Who needs enemies? Or scathing reviews? The Globe and Mail just released the most scathing endorsement of a party I’ve every seen. They cite Harper’s bullheaded control of his party, his pithy promises to reform the senate rather than make parliament work, his horrendous environmental plan, his lack of bold answers to the economic situation, on and on. Yes, I said they are endorsing him. Their reasoning rests on two points. First:
In this campaign, Mr. Harper and his Conservative party are only seriously challenged for government by Stéphane Dion’s Liberals.
Well, if you’ve been reading my blog you’ll know what I think of that, there is another option, Dion and others running the government. It is an oversimplified, old view of the options available in our democracy. Their second point, is that given this choice between Harper and Dion that Harper wins even with all his negatives because he’s more flexible. Their definition of flexible seems to be that he can adapt to different situations to look like he’s still a leader, whether he does anything useful or not. Meanwhile, they imply they may even support Dion’s Green Shift plan but argue he’s an ineffective salesman and thus unfit to be Prime Minister.

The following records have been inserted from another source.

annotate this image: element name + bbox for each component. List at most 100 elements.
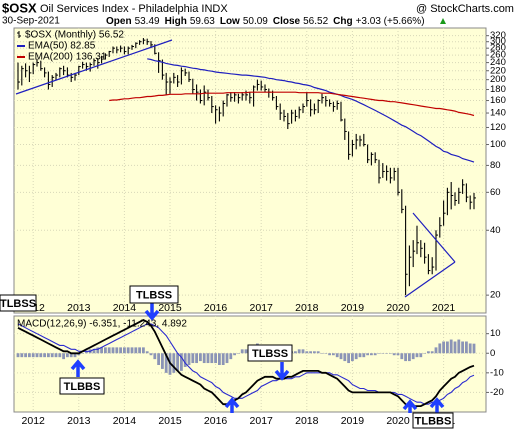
ema-line xyxy=(147,58,475,163)
histogram-bar xyxy=(381,353,385,354)
symbol: $OSX xyxy=(2,0,37,15)
x-tick-label: 2019 xyxy=(341,415,365,427)
histogram-bar xyxy=(69,353,73,358)
histogram-bar xyxy=(214,353,217,364)
histogram-bar xyxy=(434,347,438,354)
histogram-bar xyxy=(157,353,160,365)
histogram-bar xyxy=(142,347,145,354)
histogram-bar xyxy=(377,353,381,354)
histogram-bar xyxy=(366,353,369,356)
histogram-bar xyxy=(134,347,138,354)
histogram-bar xyxy=(297,349,301,354)
y-tick-label: 10 xyxy=(490,328,501,339)
y-tick-label: 200 xyxy=(490,74,506,85)
histogram-bar xyxy=(461,341,464,354)
histogram-bar xyxy=(35,353,39,358)
quote-value: 59.63 xyxy=(190,16,215,27)
x-tick-label: 2014 xyxy=(113,302,137,314)
histogram-bar xyxy=(339,353,343,360)
histogram-bar xyxy=(465,341,468,354)
y-tick-label: 60 xyxy=(490,187,501,198)
y-tick-label: 240 xyxy=(490,57,506,68)
quote-label: High xyxy=(165,16,187,27)
y-tick-label: 140 xyxy=(490,108,506,119)
histogram-bar xyxy=(20,353,24,358)
histogram-bar xyxy=(16,353,20,358)
macd-title: MACD(12,26,9) -6.351, -11.243, 4.892 xyxy=(17,319,187,330)
histogram-bar xyxy=(138,347,141,354)
histogram-bar xyxy=(77,353,81,356)
x-tick-label: 2018 xyxy=(295,415,319,427)
up-arrow xyxy=(440,18,446,24)
overlay: TLBSS TLBSS TLBBS TLBSS TLBBS xyxy=(0,39,456,429)
histogram-bar xyxy=(408,353,411,362)
histogram-bar xyxy=(411,353,415,360)
histogram-bar xyxy=(73,353,77,358)
histogram-bar xyxy=(81,353,84,354)
y-tick-label: 300 xyxy=(490,36,506,47)
histogram-bar xyxy=(202,353,206,364)
x-tick-label: 2015 xyxy=(158,302,182,314)
histogram-bar xyxy=(50,353,54,358)
x-tick-label: 2016 xyxy=(204,302,228,314)
annotation-box xyxy=(247,344,293,362)
quote-value: +3.03 (+5.66%) xyxy=(356,16,425,27)
histogram-bar xyxy=(294,351,297,354)
trendline xyxy=(404,261,456,298)
x-tick-label: 2020 xyxy=(386,302,410,314)
quote-label: Chg xyxy=(333,16,352,27)
histogram-bar xyxy=(373,353,377,356)
trendline xyxy=(15,39,173,95)
histogram-bar xyxy=(176,353,179,371)
histogram-bar xyxy=(404,353,407,362)
histogram-bar xyxy=(161,353,164,369)
y-tick-label: -20 xyxy=(490,387,504,398)
date: 30-Sep-2021 xyxy=(2,16,60,27)
x-tick-label: 2012 xyxy=(22,415,46,427)
y-tick-label: 120 xyxy=(490,122,506,133)
arrow xyxy=(429,397,445,413)
annotation-box xyxy=(412,412,454,429)
histogram-bar xyxy=(145,351,149,354)
histogram-bar xyxy=(195,353,198,364)
histogram-bar xyxy=(180,353,183,371)
histogram-bar xyxy=(324,353,328,354)
signal-line xyxy=(17,323,475,405)
histogram-bar xyxy=(389,353,392,354)
histogram-bar xyxy=(415,353,419,358)
arrow xyxy=(402,399,418,413)
histogram-bar xyxy=(66,353,69,358)
quote-value: 56.52 xyxy=(303,16,328,27)
quote-label: Low xyxy=(220,16,240,27)
histogram-bar xyxy=(92,349,96,354)
histogram-bar xyxy=(354,353,358,360)
histogram-bar xyxy=(221,353,225,365)
histogram-bar xyxy=(54,353,58,358)
y-tick-label: 320 xyxy=(490,30,506,41)
histogram-bar xyxy=(449,339,453,354)
histogram-bar xyxy=(313,351,316,354)
quote: Open 53.49 High 59.63 Low 50.09 Close 56.52 Chg +… xyxy=(106,16,425,27)
ema-line xyxy=(109,91,475,117)
histogram-bar xyxy=(309,351,312,354)
histogram-bar xyxy=(210,353,214,364)
histogram-bar xyxy=(218,353,221,365)
x-tick-label: 2014 xyxy=(113,415,137,427)
histogram-bar xyxy=(96,347,100,354)
histogram-bar xyxy=(100,347,103,354)
histogram-bar xyxy=(305,351,309,354)
quote-value: 50.09 xyxy=(243,16,268,27)
histogram-bar xyxy=(423,353,426,354)
histogram-bar xyxy=(316,351,320,354)
x-tick-label: 2021 xyxy=(432,302,456,314)
histogram-bar xyxy=(123,347,126,354)
histogram-bar xyxy=(446,341,449,354)
histogram-bar xyxy=(392,353,396,356)
histogram-bar xyxy=(199,353,202,362)
legend-icon xyxy=(17,31,21,38)
arrow xyxy=(224,397,240,413)
histogram-bar xyxy=(430,351,434,354)
y-tick-label: 180 xyxy=(490,84,506,95)
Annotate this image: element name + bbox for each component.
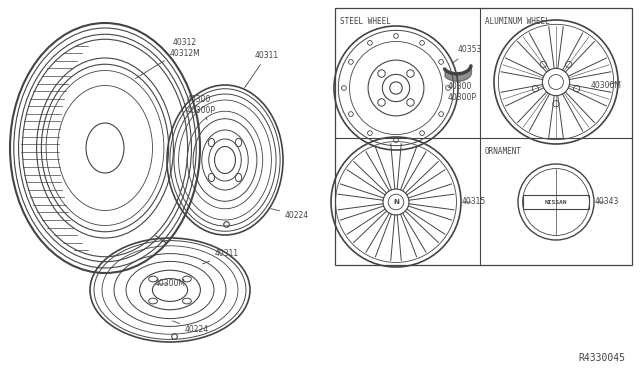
Text: 40300
40300P: 40300 40300P — [187, 95, 216, 120]
Text: ORNAMENT: ORNAMENT — [485, 148, 522, 157]
Text: NISSAN: NISSAN — [545, 199, 567, 205]
Text: 40300
40300P: 40300 40300P — [445, 82, 477, 102]
Text: 40353: 40353 — [452, 45, 483, 63]
Text: R4330045: R4330045 — [578, 353, 625, 363]
Text: 40300M: 40300M — [591, 80, 622, 90]
Text: 40311: 40311 — [203, 250, 239, 264]
Text: 40224: 40224 — [173, 321, 209, 334]
Text: 40315: 40315 — [462, 198, 486, 206]
Text: 40300M: 40300M — [155, 279, 186, 289]
Text: 40224: 40224 — [271, 209, 309, 219]
Text: 40312
40312M: 40312 40312M — [136, 38, 200, 78]
Text: 40343: 40343 — [595, 198, 620, 206]
Text: N: N — [393, 199, 399, 205]
Text: ALUMINUM WHEEL: ALUMINUM WHEEL — [485, 17, 550, 26]
Bar — [335, 8, 632, 265]
Bar — [524, 195, 589, 209]
Text: 40311: 40311 — [244, 51, 279, 88]
Text: STEEL WHEEL: STEEL WHEEL — [340, 17, 391, 26]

I have been saying out loud a lot the past few weeks that this is why Dion needs to be more outspoken, clear and decisive. If you don’t look like a leader people won’t pay attention to what substantive things you want to say. But that is very different from saying this is how things should be. The Globe seems to have mixed up the realities of competing in a 21st century media rich election with the way people should vote based on policies. Respected papers such as the Globe and Mail are meant to cut through this noise and give us a clear opinion based on data and policy, not mirror back the irrationalities of people in a media-overwhelmed culture and then say this is how things should be.